The head of the U.S. Federal Communications Commission said he will propose that the agency conditionally approves Sirius Satellite Radio's purchase of rival XM Satellite Radio Holdings.
FCC Chairman Kevin Martin said in a statement he would support the proposed merger since XM and Sirius had agreed to a list of conditions, including not raising prices or stifiling competition among radio makers, the Washington Post reported.
His decision could remove the last regulatory hurdle in a lengthy and heavily criticized move to combine the companies, the paper said.

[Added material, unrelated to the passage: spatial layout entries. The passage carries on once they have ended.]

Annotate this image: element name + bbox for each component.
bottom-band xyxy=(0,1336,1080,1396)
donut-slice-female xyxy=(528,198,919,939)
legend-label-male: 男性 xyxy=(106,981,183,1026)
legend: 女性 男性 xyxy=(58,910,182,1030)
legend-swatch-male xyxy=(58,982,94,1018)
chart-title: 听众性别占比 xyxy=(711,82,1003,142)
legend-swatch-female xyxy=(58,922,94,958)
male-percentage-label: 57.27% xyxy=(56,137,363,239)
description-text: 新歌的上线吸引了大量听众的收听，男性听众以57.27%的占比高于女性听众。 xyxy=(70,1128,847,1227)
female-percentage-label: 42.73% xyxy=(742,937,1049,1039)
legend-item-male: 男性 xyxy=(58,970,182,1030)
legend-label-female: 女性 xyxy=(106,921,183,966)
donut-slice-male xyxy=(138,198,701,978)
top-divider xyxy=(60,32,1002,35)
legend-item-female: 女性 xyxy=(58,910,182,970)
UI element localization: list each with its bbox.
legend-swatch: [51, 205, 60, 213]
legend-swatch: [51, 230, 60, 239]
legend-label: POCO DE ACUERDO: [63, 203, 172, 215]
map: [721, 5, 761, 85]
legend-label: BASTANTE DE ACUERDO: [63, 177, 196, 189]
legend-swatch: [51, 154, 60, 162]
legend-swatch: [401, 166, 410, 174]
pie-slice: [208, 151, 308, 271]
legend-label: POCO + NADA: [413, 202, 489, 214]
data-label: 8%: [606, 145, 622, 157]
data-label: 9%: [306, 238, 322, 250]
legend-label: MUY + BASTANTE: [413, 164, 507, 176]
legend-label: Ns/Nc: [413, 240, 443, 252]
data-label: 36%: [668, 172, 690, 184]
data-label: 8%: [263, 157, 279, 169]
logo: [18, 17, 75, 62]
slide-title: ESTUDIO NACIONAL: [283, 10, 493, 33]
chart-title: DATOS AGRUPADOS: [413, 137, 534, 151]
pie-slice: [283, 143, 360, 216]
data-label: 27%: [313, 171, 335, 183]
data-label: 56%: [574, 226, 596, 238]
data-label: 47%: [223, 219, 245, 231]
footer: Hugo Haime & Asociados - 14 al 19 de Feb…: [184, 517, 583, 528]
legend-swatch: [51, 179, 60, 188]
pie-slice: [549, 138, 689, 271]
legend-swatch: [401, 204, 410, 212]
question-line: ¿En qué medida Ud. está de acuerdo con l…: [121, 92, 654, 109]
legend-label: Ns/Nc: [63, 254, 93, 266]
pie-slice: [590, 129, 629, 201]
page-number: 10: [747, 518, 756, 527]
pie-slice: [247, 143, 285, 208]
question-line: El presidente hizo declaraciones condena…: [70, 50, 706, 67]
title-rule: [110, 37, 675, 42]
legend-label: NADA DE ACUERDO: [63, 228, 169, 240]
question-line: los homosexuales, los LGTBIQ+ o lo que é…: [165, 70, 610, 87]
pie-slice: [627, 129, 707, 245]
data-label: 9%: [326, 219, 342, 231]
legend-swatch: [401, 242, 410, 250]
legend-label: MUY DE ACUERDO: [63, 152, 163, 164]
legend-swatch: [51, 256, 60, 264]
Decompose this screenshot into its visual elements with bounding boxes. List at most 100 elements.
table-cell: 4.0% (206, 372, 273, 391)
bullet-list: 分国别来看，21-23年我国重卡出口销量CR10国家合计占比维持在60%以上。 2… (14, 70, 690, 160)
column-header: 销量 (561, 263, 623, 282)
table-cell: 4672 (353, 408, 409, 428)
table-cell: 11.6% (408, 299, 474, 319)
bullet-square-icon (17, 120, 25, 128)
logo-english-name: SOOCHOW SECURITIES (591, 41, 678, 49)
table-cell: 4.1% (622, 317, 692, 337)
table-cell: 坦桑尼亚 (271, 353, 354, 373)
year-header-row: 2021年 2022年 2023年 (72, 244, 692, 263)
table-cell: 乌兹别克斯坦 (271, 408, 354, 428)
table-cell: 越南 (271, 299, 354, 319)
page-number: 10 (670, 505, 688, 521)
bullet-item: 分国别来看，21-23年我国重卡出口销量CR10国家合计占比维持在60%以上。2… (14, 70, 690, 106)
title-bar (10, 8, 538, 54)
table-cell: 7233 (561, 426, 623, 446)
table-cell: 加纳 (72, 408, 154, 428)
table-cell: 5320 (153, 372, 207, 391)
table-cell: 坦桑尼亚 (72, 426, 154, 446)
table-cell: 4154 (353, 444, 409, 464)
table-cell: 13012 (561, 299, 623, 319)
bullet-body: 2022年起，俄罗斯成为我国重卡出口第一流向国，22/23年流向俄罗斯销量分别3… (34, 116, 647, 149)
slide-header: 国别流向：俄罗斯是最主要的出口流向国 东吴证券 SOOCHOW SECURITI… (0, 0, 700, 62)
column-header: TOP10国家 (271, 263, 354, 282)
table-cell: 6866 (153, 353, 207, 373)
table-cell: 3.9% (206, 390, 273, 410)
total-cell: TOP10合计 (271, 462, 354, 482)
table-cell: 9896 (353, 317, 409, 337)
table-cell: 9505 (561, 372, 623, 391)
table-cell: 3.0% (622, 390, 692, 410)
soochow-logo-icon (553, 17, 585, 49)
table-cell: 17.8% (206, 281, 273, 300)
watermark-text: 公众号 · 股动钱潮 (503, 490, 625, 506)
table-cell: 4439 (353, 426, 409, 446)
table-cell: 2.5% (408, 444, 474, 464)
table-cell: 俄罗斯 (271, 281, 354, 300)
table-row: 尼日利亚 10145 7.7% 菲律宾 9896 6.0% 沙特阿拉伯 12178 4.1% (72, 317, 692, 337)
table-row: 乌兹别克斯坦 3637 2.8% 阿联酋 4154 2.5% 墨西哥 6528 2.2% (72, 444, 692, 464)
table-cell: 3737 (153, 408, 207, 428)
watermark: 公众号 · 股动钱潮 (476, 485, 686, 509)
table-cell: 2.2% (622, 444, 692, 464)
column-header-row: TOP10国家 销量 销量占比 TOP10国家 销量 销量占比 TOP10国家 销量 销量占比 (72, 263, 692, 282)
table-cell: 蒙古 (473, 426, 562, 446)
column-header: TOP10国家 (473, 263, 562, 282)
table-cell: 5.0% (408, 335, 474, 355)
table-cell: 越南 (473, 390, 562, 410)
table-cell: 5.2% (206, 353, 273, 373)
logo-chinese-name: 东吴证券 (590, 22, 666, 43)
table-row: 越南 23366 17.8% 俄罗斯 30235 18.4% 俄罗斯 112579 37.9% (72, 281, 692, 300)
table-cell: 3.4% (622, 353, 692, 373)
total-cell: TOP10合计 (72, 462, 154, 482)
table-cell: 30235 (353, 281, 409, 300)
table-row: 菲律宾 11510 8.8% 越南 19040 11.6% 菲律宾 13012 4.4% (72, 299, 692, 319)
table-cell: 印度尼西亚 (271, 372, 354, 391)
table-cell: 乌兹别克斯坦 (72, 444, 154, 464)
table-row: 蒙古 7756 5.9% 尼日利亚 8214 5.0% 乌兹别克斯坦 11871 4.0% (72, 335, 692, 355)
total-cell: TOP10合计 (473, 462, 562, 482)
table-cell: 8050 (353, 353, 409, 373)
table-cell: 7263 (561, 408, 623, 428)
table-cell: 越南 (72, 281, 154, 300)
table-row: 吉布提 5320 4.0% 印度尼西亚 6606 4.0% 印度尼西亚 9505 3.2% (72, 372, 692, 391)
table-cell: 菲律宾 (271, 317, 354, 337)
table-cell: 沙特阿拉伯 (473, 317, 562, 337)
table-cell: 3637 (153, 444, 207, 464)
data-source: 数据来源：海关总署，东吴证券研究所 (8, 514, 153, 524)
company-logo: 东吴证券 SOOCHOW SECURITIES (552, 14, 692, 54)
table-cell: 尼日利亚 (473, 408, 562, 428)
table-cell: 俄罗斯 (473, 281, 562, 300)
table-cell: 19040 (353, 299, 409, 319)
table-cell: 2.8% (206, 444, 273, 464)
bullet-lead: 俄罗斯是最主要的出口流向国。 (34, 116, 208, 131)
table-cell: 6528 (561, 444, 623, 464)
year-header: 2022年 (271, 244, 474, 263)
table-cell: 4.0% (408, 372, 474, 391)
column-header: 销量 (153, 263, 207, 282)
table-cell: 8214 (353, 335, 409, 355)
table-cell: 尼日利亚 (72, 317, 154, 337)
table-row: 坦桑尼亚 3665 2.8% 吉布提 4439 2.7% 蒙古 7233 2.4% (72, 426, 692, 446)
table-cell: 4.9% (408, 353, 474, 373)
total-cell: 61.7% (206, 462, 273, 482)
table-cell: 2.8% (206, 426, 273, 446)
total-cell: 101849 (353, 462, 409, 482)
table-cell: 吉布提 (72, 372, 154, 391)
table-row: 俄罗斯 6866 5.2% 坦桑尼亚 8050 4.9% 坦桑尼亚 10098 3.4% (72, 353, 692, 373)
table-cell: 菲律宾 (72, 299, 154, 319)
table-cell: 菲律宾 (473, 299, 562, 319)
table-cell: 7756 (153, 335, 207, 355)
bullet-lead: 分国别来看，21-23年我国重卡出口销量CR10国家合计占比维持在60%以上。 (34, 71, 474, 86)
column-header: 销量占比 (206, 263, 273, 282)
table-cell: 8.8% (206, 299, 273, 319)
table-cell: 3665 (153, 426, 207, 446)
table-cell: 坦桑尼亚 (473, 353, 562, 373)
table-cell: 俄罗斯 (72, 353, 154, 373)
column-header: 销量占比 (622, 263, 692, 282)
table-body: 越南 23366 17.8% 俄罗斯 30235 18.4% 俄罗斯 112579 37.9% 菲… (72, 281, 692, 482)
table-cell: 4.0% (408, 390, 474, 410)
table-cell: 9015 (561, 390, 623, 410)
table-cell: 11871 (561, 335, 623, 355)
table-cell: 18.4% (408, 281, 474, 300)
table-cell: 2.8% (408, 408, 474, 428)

According to FCC sources, the proposal could come as early as this week, and the companies have agreed to make 24 radio channels available for noncommercial and minority programs.
Approval of the deal would require the support of at least two of the agency's other four commissioners. Under U.S. law, the FCC must determine whether a communications deal is in the overall public interest.
Shares of Sirius climbed 14 percent to $2.90 in pre-open trade, after closing at $2.54 Friday on Nasdaq. Sirius shares closed at $3.69 on February 16, 2007, the last trading day before the the deal was announced.
XM shares rose 5.7 percent to $11.49 in pre-open trading, up from Friday's Nasdaq close of $10.87.
In the case of the XM-Sirius deal, the agency also has to decide whether to waive a rule that has barred the two satellite radio companies from merging.
Interest in pay-radio has cooled in the 16 months since their deal was announced, as both XM and Sirius have muted their marketing push while lobbying regulators to approve the deal.
Antitrust authorities at the U.S. Department of Justice approved the merger in March after concluding it would not harm consumers. The department said satellite radio companies face stiff competition from traditional radio, high-definition radio, iPods and MP3 players and audio on mobile phones.